The barbed tongue of David Starkey was coaxed into action by Times Higher Education's own Laurie Taylor, when the historian made some pithy remarks about the looks, work and names of his female peers. In a forthcoming television interview with the THE columnist, Dr Starkey likens women historians' books to "historical Mills & Boon", and observes that the academics are usually "quite pretty" and most have names that "begin and end with 'A'". Amanda Vickery, professor of history at Royal Holloway, University of London, responded on 11 April that his comments "can only be envy, as he can be charming face to face".

The decision by their party to remain silent on tuition fees until after the general election has not stopped one in four Labour parliamentary candidates signing a petition opposing any increase. It was reported on 11 April that almost a quarter of Labour's candidates - 177 - are "defying the government's refusal to state a policy" on the issue. The National Union of Students has pledged to lobby its members to support only candidates who agree that the fee cap should not rise.

An attempted coup at the Royal Institution failed this week, when members voted overwhelmingly to reject rebels' proposals to oust its governing council. The secret ballot on 13 April was instigated by supporters of Baroness Greenfield, who was made redundant in January after 12 years as director of the 211-year-old institution following allegations that she had left it in a precarious financial position.
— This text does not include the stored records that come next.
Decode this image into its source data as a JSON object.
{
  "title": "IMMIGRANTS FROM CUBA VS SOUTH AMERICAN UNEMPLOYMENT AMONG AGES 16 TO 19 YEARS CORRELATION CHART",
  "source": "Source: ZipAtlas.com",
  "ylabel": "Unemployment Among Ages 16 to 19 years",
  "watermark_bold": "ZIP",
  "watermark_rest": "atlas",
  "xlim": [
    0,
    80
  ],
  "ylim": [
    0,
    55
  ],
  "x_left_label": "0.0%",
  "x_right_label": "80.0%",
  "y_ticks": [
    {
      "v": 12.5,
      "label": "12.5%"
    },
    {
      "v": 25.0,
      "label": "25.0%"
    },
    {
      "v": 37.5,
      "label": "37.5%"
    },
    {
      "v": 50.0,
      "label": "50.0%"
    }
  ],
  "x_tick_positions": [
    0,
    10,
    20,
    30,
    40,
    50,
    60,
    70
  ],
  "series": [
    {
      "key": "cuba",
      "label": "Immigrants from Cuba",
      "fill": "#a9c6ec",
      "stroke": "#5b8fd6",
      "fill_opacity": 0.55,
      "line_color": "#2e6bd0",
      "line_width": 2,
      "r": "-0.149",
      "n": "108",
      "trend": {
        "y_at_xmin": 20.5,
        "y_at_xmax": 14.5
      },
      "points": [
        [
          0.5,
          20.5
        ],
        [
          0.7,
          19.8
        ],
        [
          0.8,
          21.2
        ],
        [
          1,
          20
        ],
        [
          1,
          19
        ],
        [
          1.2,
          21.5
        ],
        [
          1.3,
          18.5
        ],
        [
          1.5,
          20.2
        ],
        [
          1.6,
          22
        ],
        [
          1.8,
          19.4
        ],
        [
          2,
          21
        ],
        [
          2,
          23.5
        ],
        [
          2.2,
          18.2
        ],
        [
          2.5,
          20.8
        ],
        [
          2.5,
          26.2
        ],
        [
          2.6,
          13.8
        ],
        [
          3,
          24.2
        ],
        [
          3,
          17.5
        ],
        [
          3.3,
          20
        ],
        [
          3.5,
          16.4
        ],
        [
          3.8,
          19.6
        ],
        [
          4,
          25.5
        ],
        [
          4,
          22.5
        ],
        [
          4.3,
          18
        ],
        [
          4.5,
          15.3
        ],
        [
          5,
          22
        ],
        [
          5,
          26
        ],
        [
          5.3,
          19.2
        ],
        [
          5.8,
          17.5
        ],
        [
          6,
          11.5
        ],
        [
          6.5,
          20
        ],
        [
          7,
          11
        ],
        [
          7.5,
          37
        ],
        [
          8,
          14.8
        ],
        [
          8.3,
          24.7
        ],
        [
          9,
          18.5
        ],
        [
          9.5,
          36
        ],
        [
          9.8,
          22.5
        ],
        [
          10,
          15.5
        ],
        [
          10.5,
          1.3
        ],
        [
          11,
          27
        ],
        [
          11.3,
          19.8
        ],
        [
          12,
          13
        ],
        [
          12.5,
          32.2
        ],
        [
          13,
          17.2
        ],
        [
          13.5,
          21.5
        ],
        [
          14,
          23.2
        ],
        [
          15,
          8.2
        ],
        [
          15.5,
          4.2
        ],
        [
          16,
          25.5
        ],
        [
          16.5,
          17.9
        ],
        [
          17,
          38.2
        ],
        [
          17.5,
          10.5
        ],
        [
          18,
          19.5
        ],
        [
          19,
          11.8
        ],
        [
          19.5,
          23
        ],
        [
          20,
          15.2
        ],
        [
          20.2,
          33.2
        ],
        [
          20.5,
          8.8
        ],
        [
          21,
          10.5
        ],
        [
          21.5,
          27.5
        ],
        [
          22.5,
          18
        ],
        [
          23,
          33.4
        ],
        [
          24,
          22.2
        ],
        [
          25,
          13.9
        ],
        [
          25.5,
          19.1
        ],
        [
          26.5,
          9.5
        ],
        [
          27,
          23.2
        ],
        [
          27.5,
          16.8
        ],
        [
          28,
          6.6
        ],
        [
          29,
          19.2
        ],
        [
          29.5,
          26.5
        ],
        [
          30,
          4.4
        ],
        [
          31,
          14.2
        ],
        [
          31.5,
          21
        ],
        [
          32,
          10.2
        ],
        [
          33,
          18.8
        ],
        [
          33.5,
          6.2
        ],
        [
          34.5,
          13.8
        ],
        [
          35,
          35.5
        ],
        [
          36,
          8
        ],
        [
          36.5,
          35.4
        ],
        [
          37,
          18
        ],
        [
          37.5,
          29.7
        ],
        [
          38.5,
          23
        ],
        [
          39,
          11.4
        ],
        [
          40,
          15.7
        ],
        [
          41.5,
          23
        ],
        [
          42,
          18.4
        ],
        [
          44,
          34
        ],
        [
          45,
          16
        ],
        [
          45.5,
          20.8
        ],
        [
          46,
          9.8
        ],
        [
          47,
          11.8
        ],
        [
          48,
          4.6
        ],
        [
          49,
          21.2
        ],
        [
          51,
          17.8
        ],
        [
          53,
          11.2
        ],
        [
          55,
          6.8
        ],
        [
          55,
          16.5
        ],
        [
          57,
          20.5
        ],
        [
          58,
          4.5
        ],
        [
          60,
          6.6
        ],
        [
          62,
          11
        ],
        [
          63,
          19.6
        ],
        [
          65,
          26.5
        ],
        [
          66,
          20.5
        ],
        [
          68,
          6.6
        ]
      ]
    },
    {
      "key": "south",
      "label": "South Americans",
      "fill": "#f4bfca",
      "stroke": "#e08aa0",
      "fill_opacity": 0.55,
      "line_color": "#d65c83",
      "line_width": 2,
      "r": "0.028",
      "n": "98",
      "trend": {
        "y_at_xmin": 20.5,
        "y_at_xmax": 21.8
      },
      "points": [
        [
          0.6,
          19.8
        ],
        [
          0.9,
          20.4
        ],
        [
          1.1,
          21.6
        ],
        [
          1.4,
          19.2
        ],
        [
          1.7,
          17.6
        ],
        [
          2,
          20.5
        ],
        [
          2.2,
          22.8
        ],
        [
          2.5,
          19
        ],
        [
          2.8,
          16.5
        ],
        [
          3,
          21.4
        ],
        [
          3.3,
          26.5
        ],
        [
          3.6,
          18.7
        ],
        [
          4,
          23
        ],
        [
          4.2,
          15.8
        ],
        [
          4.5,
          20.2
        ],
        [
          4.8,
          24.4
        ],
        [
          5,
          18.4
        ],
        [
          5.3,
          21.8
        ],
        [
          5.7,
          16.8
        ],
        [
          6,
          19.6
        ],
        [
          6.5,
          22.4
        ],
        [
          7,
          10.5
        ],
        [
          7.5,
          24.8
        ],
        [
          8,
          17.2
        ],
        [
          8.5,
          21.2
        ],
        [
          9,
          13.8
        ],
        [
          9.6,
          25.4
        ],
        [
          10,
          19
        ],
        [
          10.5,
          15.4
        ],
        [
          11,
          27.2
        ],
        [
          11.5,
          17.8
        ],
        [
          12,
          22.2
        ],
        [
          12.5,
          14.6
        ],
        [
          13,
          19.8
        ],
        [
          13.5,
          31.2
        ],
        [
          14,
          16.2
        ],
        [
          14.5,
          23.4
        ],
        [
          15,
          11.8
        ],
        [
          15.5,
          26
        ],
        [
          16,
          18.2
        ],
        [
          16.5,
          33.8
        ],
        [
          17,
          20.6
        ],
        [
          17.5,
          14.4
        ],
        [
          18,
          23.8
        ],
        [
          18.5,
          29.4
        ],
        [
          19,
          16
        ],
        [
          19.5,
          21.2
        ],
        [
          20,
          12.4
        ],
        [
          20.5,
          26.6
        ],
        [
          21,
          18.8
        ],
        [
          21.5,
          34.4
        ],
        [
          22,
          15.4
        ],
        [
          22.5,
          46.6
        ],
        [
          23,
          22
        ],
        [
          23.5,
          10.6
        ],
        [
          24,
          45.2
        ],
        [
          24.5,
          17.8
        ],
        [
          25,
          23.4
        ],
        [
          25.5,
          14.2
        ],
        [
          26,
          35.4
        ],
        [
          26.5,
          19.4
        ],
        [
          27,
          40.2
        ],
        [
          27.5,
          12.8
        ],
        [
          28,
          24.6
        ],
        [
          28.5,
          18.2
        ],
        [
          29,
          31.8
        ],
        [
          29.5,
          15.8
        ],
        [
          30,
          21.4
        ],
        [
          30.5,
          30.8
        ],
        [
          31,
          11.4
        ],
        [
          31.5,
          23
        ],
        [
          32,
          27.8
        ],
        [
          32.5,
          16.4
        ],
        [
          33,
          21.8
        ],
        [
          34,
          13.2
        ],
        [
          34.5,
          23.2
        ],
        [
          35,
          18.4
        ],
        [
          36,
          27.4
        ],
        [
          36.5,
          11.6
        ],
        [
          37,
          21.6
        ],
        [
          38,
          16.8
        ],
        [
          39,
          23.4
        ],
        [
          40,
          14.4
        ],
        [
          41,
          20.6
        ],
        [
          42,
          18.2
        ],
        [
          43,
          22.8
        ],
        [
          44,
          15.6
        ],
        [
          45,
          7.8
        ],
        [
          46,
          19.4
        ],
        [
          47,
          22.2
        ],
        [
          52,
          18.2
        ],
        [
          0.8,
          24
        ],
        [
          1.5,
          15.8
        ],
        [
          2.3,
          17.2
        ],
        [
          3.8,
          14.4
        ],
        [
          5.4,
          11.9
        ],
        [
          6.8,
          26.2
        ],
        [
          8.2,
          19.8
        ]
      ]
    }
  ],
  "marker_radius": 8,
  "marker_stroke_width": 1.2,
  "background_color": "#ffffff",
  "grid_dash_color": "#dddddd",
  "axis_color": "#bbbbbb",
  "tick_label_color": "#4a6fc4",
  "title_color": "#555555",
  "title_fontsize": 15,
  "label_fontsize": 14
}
"How geeks inherited the earth," The Guardian said on 13 April, as it asked scientists to explain why they are now "cool". First up was Brian Cox, professor of particle physics at the University of Manchester. He said: "There is a recognition that the real world is more rich, beautiful and satisfying than the vacuous meanderings of pseudoscience ... If my unscientific feeling is right, then these gentle shifts may herald a new golden age of science in the UK." Times Higher Education columnist Kevin Fong, lecturer in physiology at University College London, added: "This is science's time. The community is stronger than ever."